I'm seeing something similar when training the SwinTransformerV2Tiny_ns model from https://github.com/leondgarse/keras_cv_attention_models. After 4075-ish training steps it pretty reliably seems to just give up on using the GPU. The gpu memory / usage drops off and cpu usage also stays low. You can see the steps/sec absolutely tank in the training logs:
FastEstimator-Train: step: 3975; ce: 1.2872236; model_lr: 0.00022985446; steps/sec: 4.19;
FastEstimator-Train: step: 4000; ce: 1.3085787; model_lr: 0.00022958055; steps/sec: 4.2;
FastEstimator-Train: step: 4025; ce: 1.3924551; model_lr: 0.00022930496; steps/sec: 4.19;
FastEstimator-Train: step: 4050; ce: 1.4702798; model_lr: 0.0002290277; steps/sec: 4.16;
FastEstimator-Train: step: 4075; ce: 1.2734954; model_lr: 0.00022874876; steps/sec: 0.05;
GPU Memory Utilization over time (about 30% during training, then just cuts out.

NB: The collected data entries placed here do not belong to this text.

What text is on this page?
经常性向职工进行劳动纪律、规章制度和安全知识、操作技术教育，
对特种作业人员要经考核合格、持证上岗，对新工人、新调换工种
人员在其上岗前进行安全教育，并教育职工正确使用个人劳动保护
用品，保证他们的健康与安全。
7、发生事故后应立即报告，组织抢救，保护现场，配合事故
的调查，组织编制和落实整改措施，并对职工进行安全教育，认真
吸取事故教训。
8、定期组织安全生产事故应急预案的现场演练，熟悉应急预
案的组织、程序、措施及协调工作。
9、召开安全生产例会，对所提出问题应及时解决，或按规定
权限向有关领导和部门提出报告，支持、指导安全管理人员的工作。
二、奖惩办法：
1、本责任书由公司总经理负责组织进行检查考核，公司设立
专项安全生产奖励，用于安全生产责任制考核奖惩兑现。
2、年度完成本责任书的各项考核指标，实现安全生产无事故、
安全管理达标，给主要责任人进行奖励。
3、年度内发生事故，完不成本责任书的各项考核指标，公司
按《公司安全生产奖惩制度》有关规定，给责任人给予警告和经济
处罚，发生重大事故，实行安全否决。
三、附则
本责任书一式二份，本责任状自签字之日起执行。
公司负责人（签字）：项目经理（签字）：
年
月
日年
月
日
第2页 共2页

The first dip is an evaluation step during training, then training resumes and cuts out)
GPU Utilization over time (about 100% during training, then just stalls out. The first dip is an evaluation step during training, then training resumes and cuts out)
After the GPU gives up the terminal no longer responds to attempts to kill the training with ctrl-c.